59:31[Note recording date is October 14, 2009.] Last week, Elinor Ostrom and Oliver Williamson awarded Nobel Prize in Economics. Ostrom: empirical work studying tragedy of the commons and how groups of people have responded to that challenge through non-monetary cultural norms, voluntary agreements. Standard way economists look at the tragedy of the commons is: It's going to be ruined. Species will go extinct, grass will be eaten to a nub, so we need government. Garrett Hardin's conclusion: only government can solve this. Ostrom asked: Is it true? A type of work disdained by most economists--she does case studies.
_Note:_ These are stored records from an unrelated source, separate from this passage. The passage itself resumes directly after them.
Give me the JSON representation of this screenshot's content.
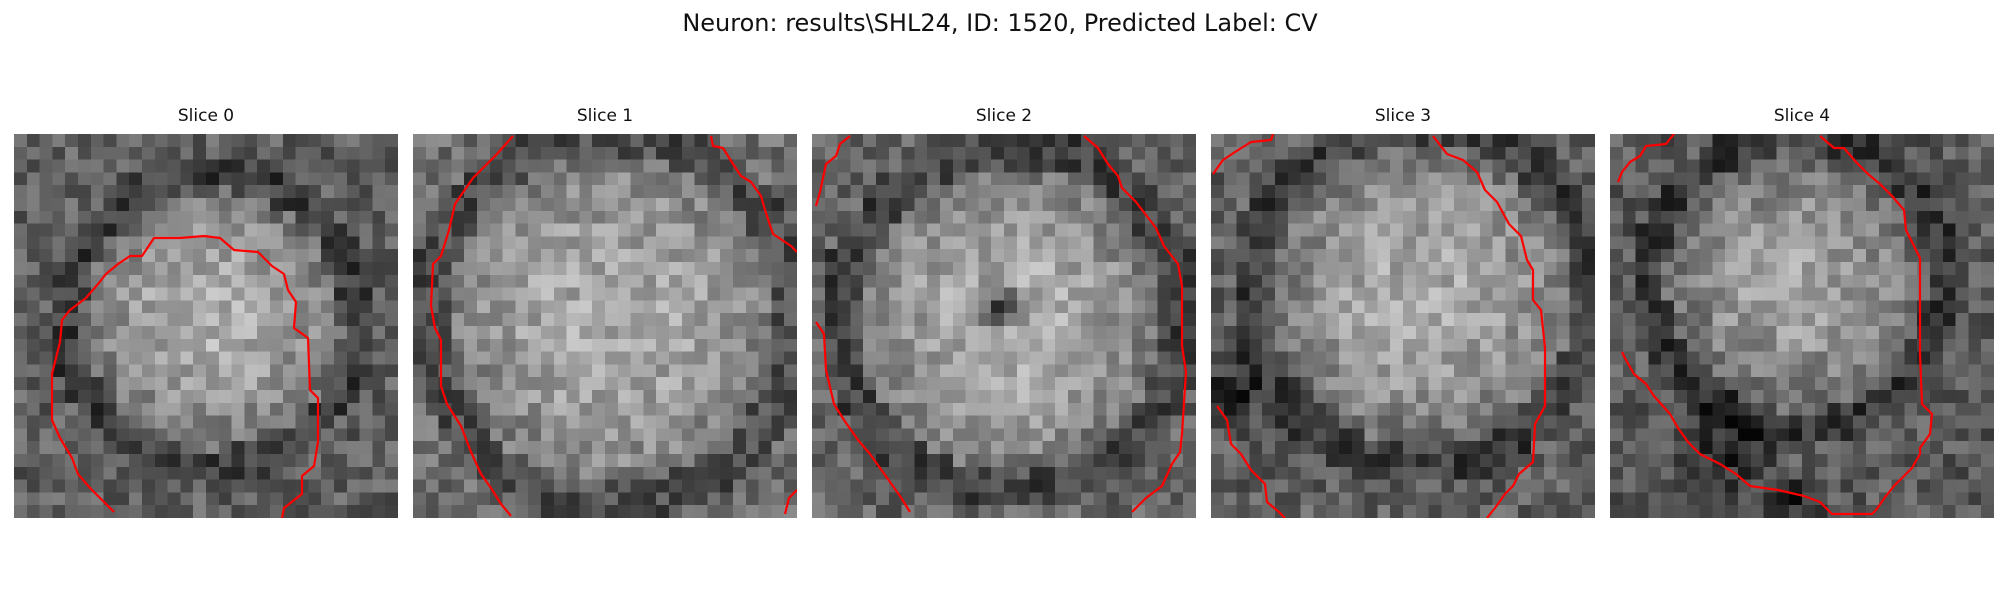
{
  "figure": {
    "title": "Neuron: results\\SHL24, ID: 1520, Predicted Label: CV"
  },
  "slices": [
    {
      "label": "Slice 0"
    },
    {
      "label": "Slice 1"
    },
    {
      "label": "Slice 2"
    },
    {
      "label": "Slice 3"
    },
    {
      "label": "Slice 4"
    }
  ],
  "colors": {
    "contour": "#ff0000",
    "colormap": "gray"
  }
}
Munger: That's why I'm in a political science department. Russ: And so is she. She saw what different people did in different situations. Maybe this matters. Card and Krueger: minimum wage increases employment; skeptical, also skeptical of empirical work in other direction. Hard to tease out such small effects. Recent jump in teenage unemployment is suggestive. Would be useful to look at the non-quantitative measures. Can't run a regression. Useful to see how those have changed. Useful to see how competition actually works, as opposed to saying supply and demand cross, therefore we're done. Talk to employers, workers; natural experiment. Some of what Card and Krueger would like to exploit: sent out a survey, tried to control for other factors. On a more sociological style, case-study basis. What might you uncover? City of Santa Fe raised their "living wage" to something dramatic, from something like $7/hour to $14/hour. Interviewed people: what would you do with the money? No one asked if they thought they might lose their jobs over this. Would be interesting to go back to those folks and ask how their lives have changed. What happens in a poor neighborhood when housing prices go up? You get gentrification. Why wouldn't that happen when the minimum wage goes up--you get job gentrification? People who before wouldn't have applied now apply and crowd out all the residents of this neighborhood who used to live in this low wage neighborhood. Not true that things stay static. Illustrates essence of economics: And then what? Attributed to Thomas Sowell? Can't hold everything else constant. Understanding economics improves your imagination. Improving your imagination improves your economics. Can see the hidden stuff you'd miss otherwise. The Seen and the Unseen.